How Drasi used GitHub Copilot to find documentation bugs
This matters because Azure's data and AI portfolio shapes enterprise choices around cloud adoption, hybrid architectures, and governed analytics at scale.
How Drasi used GitHub Copilot to find documentation bugs
How Microsoft uses AI agents and Drasi to keep open‑source documentation accurate and working. The post How Drasi used GitHub Copilot to find documentation bugs appeared first on Microsoft Azure Blog.
Editorial Analysis
Using AI agents to validate documentation against live code execution is becoming table stakes for data platform teams.
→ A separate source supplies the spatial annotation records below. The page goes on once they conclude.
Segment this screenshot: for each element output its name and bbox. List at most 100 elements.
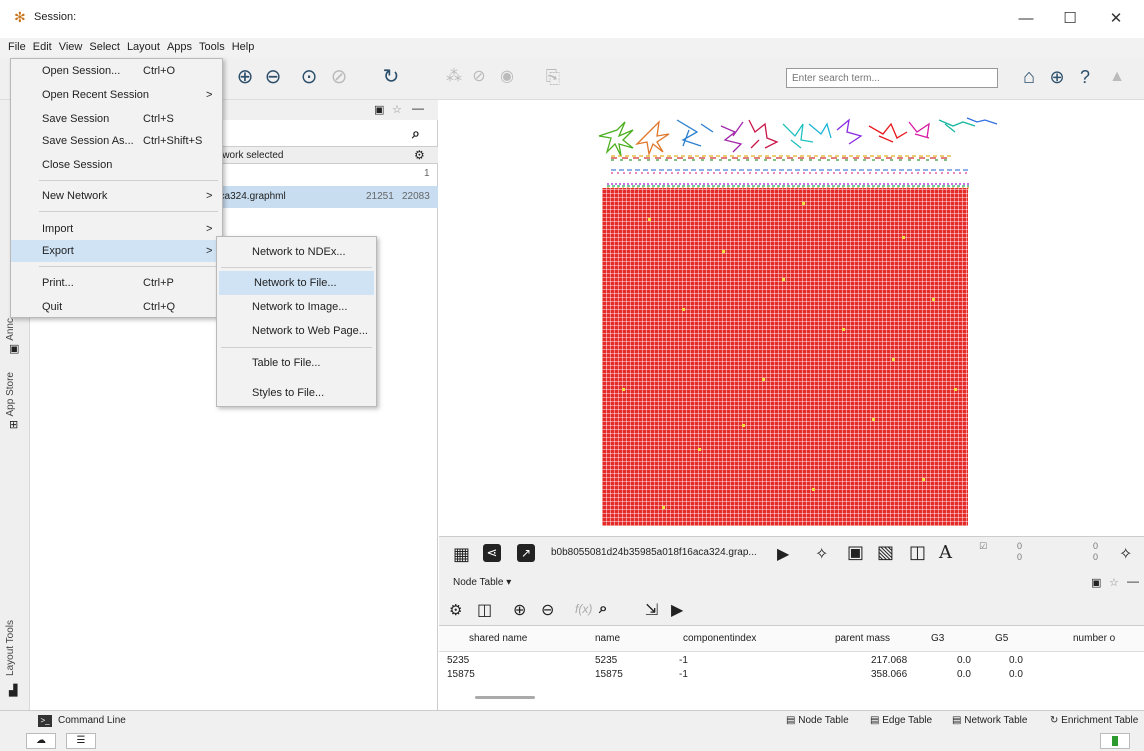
annotation-tab[interactable]: Annc	[5, 318, 16, 341]
delete-column-icon[interactable]: ⊖	[541, 600, 554, 620]
tab-network-table[interactable]: ▤ Network Table	[952, 715, 1027, 726]
network-view-bar: ▦ ⋖ ↗ b0b8055081d24b35985a018f16aca324.g…	[439, 536, 1144, 572]
menu-item-new-network[interactable]: New Network >	[11, 185, 222, 207]
float-icon[interactable]: ▣	[374, 103, 384, 116]
function-builder-icon[interactable]: f(x)	[575, 602, 592, 616]
network-search-icon[interactable]: ⌕	[412, 125, 420, 142]
zoom-in-icon[interactable]: ⊕	[232, 64, 258, 90]
menu-bar: File Edit View Select Layout Apps Tools Help	[0, 38, 1144, 58]
menu-item-styles-to-file[interactable]: Styles to File...	[217, 381, 376, 405]
selected-nodes-icon: ☑	[979, 541, 988, 551]
table-search-icon[interactable]: ⌕	[599, 600, 607, 617]
zoom-fit-icon[interactable]: ⊙	[296, 64, 322, 90]
tab-edge-table[interactable]: ▤ Edge Table	[870, 715, 932, 726]
close-button[interactable]: ✕	[1094, 6, 1138, 32]
home-icon[interactable]: ⌂	[1016, 64, 1042, 90]
table-row[interactable]: 5235 5235 -1 217.068 0.0 0.0	[439, 654, 1144, 668]
zoom-selected-icon[interactable]: ⊘	[326, 64, 352, 90]
menu-view[interactable]: View	[52, 38, 83, 53]
app-store-icon: ⊞	[9, 419, 19, 431]
col-shared-name[interactable]: shared name	[469, 633, 527, 644]
minimize-panel-icon[interactable]: —	[412, 101, 424, 115]
node-table-dropdown[interactable]: Node Table ▾	[453, 577, 511, 588]
table-settings-icon[interactable]: ⚙	[449, 601, 462, 619]
column-visibility-icon[interactable]: ◫	[477, 600, 492, 620]
menu-item-network-to-ndex[interactable]: Network to NDEx...	[217, 240, 376, 264]
refresh-icon[interactable]: ↻	[378, 64, 404, 90]
menu-edit[interactable]: Edit	[26, 38, 52, 53]
first-neighbors-icon[interactable]: ⁂	[440, 64, 468, 90]
window-title: Session:	[34, 11, 77, 23]
menu-item-open-recent[interactable]: Open Recent Session >	[11, 84, 222, 106]
maximize-button[interactable]: ☐	[1048, 6, 1092, 32]
edge-count: 22083	[402, 191, 430, 202]
pin-icon[interactable]: ☆	[392, 103, 402, 116]
export-table-icon[interactable]: ▶	[671, 600, 683, 620]
layout-tools-tab[interactable]: Layout Tools	[5, 620, 16, 676]
menu-item-export[interactable]: Export >	[11, 240, 222, 262]
menu-item-save-session[interactable]: Save Session Ctrl+S	[11, 108, 222, 130]
show-icon[interactable]: ◉	[494, 64, 520, 90]
text-annotation-icon[interactable]: A	[939, 542, 952, 563]
navigate-icon[interactable]: ✧	[815, 544, 828, 564]
menu-select[interactable]: Select	[82, 38, 120, 53]
menu-apps[interactable]: Apps	[160, 38, 192, 53]
export-submenu: Network to NDEx... Network to File... Ne…	[216, 236, 377, 407]
export-view-icon[interactable]: ▶	[777, 544, 789, 564]
col-number[interactable]: number o	[1073, 633, 1115, 644]
horizontal-scrollbar[interactable]	[475, 696, 535, 699]
menu-layout[interactable]: Layout	[120, 38, 160, 53]
birdseye-icon[interactable]: ✧	[1119, 544, 1132, 564]
app-store-tab[interactable]: App Store	[5, 372, 16, 416]
col-parent-mass[interactable]: parent mass	[835, 633, 890, 644]
menu-item-open-session[interactable]: Open Session... Ctrl+O	[11, 60, 222, 82]
tab-node-table[interactable]: ▤ Node Table	[786, 715, 849, 726]
menu-item-close-session[interactable]: Close Session	[11, 154, 222, 176]
memory-status-icon[interactable]	[1100, 733, 1130, 749]
table-toolbar: ⚙ ◫ ⊕ ⊖ f(x) ⌕ ⇲ ▶	[439, 594, 1144, 626]
select-edges-icon[interactable]: ▧	[877, 542, 894, 563]
minimize-table-icon[interactable]: —	[1127, 574, 1139, 588]
menu-item-network-to-web-page[interactable]: Network to Web Page...	[217, 319, 376, 343]
menu-item-table-to-file[interactable]: Table to File...	[217, 351, 376, 375]
pin-table-icon[interactable]: ☆	[1109, 576, 1119, 589]
command-line-button[interactable]: Command Line	[58, 715, 126, 726]
notification-bell-icon[interactable]: ▲	[1104, 64, 1130, 90]
col-componentindex[interactable]: componentindex	[683, 633, 756, 644]
menu-tools[interactable]: Tools	[192, 38, 225, 53]
cloud-icon[interactable]: ☁	[26, 733, 56, 749]
tasks-list-icon[interactable]: ☰	[66, 733, 96, 749]
share-icon[interactable]: ⋖	[483, 544, 501, 562]
settings-gear-icon[interactable]: ⚙	[414, 148, 425, 162]
detach-icon[interactable]: ↗	[517, 544, 535, 562]
float-table-icon[interactable]: ▣	[1091, 576, 1101, 589]
menu-help[interactable]: Help	[225, 38, 255, 53]
col-g5[interactable]: G5	[995, 633, 1008, 644]
col-name[interactable]: name	[595, 633, 620, 644]
menu-item-quit[interactable]: Quit Ctrl+Q	[11, 296, 222, 318]
menu-item-network-to-image[interactable]: Network to Image...	[217, 295, 376, 319]
hide-icon[interactable]: ⊘	[466, 64, 492, 90]
menu-item-import[interactable]: Import >	[11, 218, 222, 240]
select-nodes-icon[interactable]: ▣	[847, 542, 864, 563]
annotation-select-icon[interactable]: ◫	[909, 542, 926, 563]
menu-file[interactable]: File	[0, 38, 26, 53]
search-input[interactable]	[786, 68, 998, 88]
menu-item-print[interactable]: Print... Ctrl+P	[11, 272, 222, 294]
new-network-icon[interactable]: ⎘	[540, 64, 566, 90]
zoom-out-icon[interactable]: ⊖	[260, 64, 286, 90]
title-bar: ✻ Session: — ☐ ✕	[0, 0, 1144, 38]
minimize-button[interactable]: —	[1004, 6, 1048, 32]
cytoscape-logo-icon: ✻	[14, 9, 26, 25]
new-column-icon[interactable]: ⊕	[513, 600, 526, 620]
file-menu: Open Session... Ctrl+O Open Recent Sessio…	[10, 58, 223, 318]
menu-item-save-session-as[interactable]: Save Session As... Ctrl+Shift+S	[11, 130, 222, 152]
globe-icon[interactable]: ⊕	[1044, 64, 1070, 90]
col-g3[interactable]: G3	[931, 633, 944, 644]
help-icon[interactable]: ?	[1072, 64, 1098, 90]
grid-view-icon[interactable]: ▦	[453, 544, 470, 565]
tab-enrichment-table[interactable]: ↻ Enrichment Table	[1050, 715, 1138, 726]
menu-item-network-to-file[interactable]: Network to File...	[219, 271, 374, 295]
import-table-icon[interactable]: ⇲	[645, 600, 658, 620]
table-row[interactable]: 15875 15875 -1 358.066 0.0 0.0	[439, 668, 1144, 682]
Drasi's approach—pairing GitHub Copilot with automated testing of documented examples—addresses a real pain point: drift between what your docs claim and what actually runs. For teams managing data pipelines, ETL workflows, or analytics infrastructure, this matters because broken examples erode trust faster than any outage. The architectural implication is clear: treat documentation validation as part of your CI/CD pipeline, not a separate manual process. This aligns with the shift toward continuous governance in cloud data platforms, where Azure and similar vendors are embedding compliance and validation deeper into their services. My recommendation: audit your internal documentation now. Run your documented code samples through execution tests. If Copilot can catch these bugs in OSS projects, your team's custom documentation is almost certainly harboring similar issues that confuse new engineers and waste onboarding time.